POS is the least common of the four. The premium is between HMO and PPO. The structure suits people who want the cost savings of an HMO but live somewhere with a thin specialist network and might occasionally need to go outside it.

Which one to pick

If price is the top priority and you're healthy, look at HMO and EPO. If you have specialists you already see, check those doctors against each plan's network first. Insurance networks change every January, so a doctor that was in-network last year may not be this year.

  • Healthy, cost-sensitive, fine with one in-network doctor: HMO
  • Want maximum freedom and don't mind paying for it: PPO
  • Live in one city, want no referral hassle, in-network is fine: EPO
  • Want HMO pricing but need occasional out-of-network access: POS

What we tell clients

The plan-type letters matter less than the network. A bad PPO can be more restrictive than a great HMO if the PPO's preferred network excludes the doctors you need. Always check your specific doctors and your specific medications against the plan before you enroll.

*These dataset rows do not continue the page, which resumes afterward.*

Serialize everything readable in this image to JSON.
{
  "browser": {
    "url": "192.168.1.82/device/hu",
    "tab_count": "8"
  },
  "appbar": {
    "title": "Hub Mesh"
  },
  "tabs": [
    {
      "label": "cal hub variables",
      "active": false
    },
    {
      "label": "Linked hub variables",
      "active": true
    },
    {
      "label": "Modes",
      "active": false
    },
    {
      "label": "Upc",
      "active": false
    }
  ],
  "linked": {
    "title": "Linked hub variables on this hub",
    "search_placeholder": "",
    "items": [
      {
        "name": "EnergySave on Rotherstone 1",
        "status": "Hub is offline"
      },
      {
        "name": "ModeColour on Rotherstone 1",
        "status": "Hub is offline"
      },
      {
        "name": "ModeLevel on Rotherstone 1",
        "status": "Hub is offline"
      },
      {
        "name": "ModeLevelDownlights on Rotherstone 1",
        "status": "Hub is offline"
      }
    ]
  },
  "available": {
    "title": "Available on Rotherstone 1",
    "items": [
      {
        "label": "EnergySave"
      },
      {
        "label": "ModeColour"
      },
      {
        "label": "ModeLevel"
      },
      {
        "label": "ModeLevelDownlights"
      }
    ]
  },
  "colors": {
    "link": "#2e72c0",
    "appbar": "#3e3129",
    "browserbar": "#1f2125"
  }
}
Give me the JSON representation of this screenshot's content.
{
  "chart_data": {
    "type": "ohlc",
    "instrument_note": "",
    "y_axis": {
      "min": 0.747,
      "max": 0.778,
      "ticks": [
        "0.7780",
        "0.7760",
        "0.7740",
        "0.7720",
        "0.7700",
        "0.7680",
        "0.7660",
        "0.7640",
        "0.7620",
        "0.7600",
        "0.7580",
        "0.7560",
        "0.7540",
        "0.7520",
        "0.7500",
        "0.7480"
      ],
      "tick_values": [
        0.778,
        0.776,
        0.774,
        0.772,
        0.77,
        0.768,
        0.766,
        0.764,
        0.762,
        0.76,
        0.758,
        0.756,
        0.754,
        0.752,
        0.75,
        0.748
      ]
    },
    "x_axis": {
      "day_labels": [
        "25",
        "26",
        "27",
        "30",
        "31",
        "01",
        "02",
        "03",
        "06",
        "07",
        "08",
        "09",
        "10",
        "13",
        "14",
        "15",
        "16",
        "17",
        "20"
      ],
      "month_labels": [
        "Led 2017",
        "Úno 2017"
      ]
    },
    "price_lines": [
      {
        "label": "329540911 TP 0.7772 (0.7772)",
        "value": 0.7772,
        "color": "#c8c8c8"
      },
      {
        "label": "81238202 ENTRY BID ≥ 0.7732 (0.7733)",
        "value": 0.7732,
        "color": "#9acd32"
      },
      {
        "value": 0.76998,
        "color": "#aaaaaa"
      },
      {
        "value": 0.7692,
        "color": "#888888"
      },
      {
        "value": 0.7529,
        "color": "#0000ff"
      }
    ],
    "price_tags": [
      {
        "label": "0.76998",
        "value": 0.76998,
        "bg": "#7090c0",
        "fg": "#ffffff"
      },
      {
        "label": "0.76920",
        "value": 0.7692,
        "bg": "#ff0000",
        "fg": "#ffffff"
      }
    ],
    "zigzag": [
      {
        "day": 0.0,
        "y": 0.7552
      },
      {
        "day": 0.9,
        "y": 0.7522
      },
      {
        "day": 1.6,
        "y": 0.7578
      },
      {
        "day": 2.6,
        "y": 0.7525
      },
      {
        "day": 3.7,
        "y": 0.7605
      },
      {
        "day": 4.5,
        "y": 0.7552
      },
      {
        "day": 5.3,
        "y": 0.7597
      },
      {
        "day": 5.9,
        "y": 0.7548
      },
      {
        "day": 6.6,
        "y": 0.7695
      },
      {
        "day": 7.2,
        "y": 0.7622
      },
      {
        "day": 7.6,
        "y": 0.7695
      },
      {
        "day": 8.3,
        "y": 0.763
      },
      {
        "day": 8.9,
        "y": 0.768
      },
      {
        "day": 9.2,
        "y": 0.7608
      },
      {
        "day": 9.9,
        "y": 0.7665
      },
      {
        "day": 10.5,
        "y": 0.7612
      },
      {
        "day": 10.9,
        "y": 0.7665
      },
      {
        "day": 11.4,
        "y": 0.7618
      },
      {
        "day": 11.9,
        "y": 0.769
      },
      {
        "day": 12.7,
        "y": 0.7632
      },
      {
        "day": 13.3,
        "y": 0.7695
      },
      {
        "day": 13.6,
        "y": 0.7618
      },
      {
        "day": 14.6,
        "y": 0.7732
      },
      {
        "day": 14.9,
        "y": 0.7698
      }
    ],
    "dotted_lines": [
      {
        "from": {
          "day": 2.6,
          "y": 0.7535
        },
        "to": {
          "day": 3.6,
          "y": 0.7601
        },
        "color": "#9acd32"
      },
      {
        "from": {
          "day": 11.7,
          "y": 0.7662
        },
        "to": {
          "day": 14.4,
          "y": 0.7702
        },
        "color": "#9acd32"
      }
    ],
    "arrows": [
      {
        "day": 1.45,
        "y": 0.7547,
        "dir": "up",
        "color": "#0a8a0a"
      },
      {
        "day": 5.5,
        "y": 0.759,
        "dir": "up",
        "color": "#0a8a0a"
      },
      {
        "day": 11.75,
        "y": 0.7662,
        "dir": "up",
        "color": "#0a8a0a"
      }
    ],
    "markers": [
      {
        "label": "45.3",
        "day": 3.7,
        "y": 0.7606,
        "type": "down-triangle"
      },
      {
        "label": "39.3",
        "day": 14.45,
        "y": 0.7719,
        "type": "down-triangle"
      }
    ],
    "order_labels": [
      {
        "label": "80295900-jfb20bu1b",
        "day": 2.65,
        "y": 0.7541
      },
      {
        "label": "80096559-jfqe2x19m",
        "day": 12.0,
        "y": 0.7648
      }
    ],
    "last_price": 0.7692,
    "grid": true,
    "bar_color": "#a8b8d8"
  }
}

Our brokers do that check before recommending a plan. It takes ten minutes and saves people from a bad year.

This article is for general education and is not a substitute for advice from a licensed insurance broker, CPA, or attorney. Plan availability, premiums, and subsidy rules change frequently. Confirm specifics with a licensed broker before making a coverage decision. Plansure is not affiliated with or endorsed by any government agency.